The city’s Health Department plans to contract with a Middletown-based nurse temp agency to make up for a rash of unexpected vacancies and illnesses among city nurses — right at flu-shot crunch time.
During Monday night’s regular monthly meeting of the Board of Alders Finance Committee in the Aldermanic Chambers on the second floor of City Hall, Health Department Fiscal Administrative Assistant Pamela DeZutter laid out the nurse staffing problems her department is facing in the middle of this year’s flu season.
She said the Health Department currently has seven nursing vacancies due to a mixture of retirements, injuries, illnesses, and departures for school or other jobs. Five of those vacancies are in full-time public health nurse positions, one is in the clinic public health nurse position, and one in the clinic intake clerk position. That’s out of 47 total nursing positions.
DeZutter’s pitch to the alders on Monday night was to transfer $60,000 from the Health Department budget’s per diem line item to a new contract line item, so that her department can formalize an agreement with the Middletown-based nurse temp agency Delta‑T Group that would last at least through the end of flu season in March.
The aldermanic committee voted unanimously in support of the proposed $60,000 fund transfer, which now goes to the full board for a final vote.
DeZutter said the department has already been working with Delta‑T nurses since this summer on a per diem basis for anticipated nurse staffing needs at summer school programs.
But, she said, the department needs a formal contract with the agency in order to pay Delta‑T nurses for the part-time and temporary work they have been doing for the city’s flu and Hepatitis A onsite clinics in the absence of city full-time nurses.
The department currently owes the agency around $30,000 for temporary and part-time services already rendered, DeZutter said. She estimated that the $60,000 requested in the intradepartmental fund transfer should be enough to cover temp nursing service needs for the rest of the flu season.

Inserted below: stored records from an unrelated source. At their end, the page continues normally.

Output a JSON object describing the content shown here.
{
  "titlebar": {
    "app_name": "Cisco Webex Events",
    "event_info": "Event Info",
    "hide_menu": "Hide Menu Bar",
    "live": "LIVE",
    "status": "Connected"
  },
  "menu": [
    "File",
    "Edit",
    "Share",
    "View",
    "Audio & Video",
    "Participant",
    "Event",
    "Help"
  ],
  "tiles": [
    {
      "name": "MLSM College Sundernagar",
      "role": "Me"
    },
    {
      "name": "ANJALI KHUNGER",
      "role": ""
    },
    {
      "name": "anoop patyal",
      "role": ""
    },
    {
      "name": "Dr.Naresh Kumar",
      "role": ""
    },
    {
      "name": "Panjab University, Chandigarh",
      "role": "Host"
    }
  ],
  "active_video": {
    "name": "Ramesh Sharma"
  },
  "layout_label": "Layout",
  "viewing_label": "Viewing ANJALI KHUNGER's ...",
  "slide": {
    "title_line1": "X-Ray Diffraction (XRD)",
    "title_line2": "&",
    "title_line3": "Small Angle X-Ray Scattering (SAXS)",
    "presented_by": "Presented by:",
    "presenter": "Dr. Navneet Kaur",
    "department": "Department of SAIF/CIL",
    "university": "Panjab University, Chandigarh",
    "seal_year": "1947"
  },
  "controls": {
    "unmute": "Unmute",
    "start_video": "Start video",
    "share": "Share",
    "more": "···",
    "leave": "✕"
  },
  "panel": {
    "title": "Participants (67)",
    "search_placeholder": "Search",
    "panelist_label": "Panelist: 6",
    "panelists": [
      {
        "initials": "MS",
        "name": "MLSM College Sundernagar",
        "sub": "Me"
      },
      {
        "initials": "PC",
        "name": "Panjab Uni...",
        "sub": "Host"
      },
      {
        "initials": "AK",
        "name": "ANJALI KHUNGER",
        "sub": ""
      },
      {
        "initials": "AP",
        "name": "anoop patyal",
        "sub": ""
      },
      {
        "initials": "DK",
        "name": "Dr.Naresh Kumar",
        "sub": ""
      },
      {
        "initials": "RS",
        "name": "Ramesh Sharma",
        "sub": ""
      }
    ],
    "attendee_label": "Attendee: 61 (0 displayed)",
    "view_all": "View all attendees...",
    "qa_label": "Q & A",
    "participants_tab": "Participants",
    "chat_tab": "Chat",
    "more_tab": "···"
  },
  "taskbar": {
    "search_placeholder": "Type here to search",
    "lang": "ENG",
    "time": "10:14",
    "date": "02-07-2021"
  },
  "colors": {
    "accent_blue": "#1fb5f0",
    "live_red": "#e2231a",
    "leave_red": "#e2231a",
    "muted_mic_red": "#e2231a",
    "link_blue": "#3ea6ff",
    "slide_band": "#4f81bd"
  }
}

“We owe Delta‑T money for helping with the flu clinics we’ve been doing at City Hall, homeless shelters, and senior centers,” she said.
In an Oct. 15 letter sent to Board of Alders President Tyisha Walker-Myers, city Health Department Director Byron Kennedy outlined the scope of the nurse staffing problems to date.
“This year the New Haven Health Department has experienced nurse staffing issues that have greatly impacted our work,” he wrote.
He wrote that, as of Oct. 15, three school nurses were out on short-term disability; two school nurse positions were vacant; one school nurse was out on workers compensation; the department’s clinic nurse had been hospitalized for a weekend; and a health assistant had submitted a Family and Medical Leave Act (FMLA) application in advance of a scheduled surgery.
“This letter is to request a transfer of $60,000 from the Per Diem line item in the Health Department budget to ensure the continuation of our work,” he wrote. He wrote that the department has engaged the services of the Delta‑T Group to help cover nurse vacancies in city schools, and to assist in the delivery of flu and Hepatitis A vaccines at onsite clinics that the department had health at senior housing facilities, homeless shelters, and City Hall.
“The Health Department is mandated to vaccinate residents, including those who are homeless, against these viruses,” he wrote.
On Monday night, DeZutter explained the department’s nurse staffing needs have gotten even worse since Kennedy’s Oct. 15 letter. She said the department has permanent or temporary vacancies in five nursing positions, one clinic nurse position, and one clinic intake clerk position.
She said the department has been working with Delta‑T to hire temp nurses because it does not want to have to pull from the city’s 44 budgeted school nurse positions to cover work at the flu and Hepatitis A onsite clinics. But in order to pay the temp nurses for their part-time work, she said, the department needs to have a contract with the agency.
“Have you had any conversations with Delta‑T about a contract?” Finance Committee Chair and Edgewood Alder Evette Hamilton asked.
DeZutter said that the department has spoken with Delta‑T about entering a nursing contract, and that the city had even engaged in a contract with Delta‑T several years ago for prior temp nursing service needs.
After the hearing, DeZutter said that the city Health Department has administered roughly 1,300 doses of flu vaccine so far this season, which started in September and goes through March. She said the department anticipates administering another 700 doses before the season is up.
She said residents can get flu shots at the department’s public health clinic on the first floor of 54 Meadow St., or at one of the temporary onsite clinics that the department hosts at locations like City Hall, the Ecuadorian Consulate on Church Street, city homeless shelters, senior centers, and elsewhere. She said that city-administered flu shot cost around $27 each.
“It seems that the work that these temporary nurses are doing is important work that needs to be done,” Finance Committee Vice-Chair and Westville Alder Adam Marchand said. “We should move funds from one part of their budget to another part of their budget so that they can be appropriately paid.”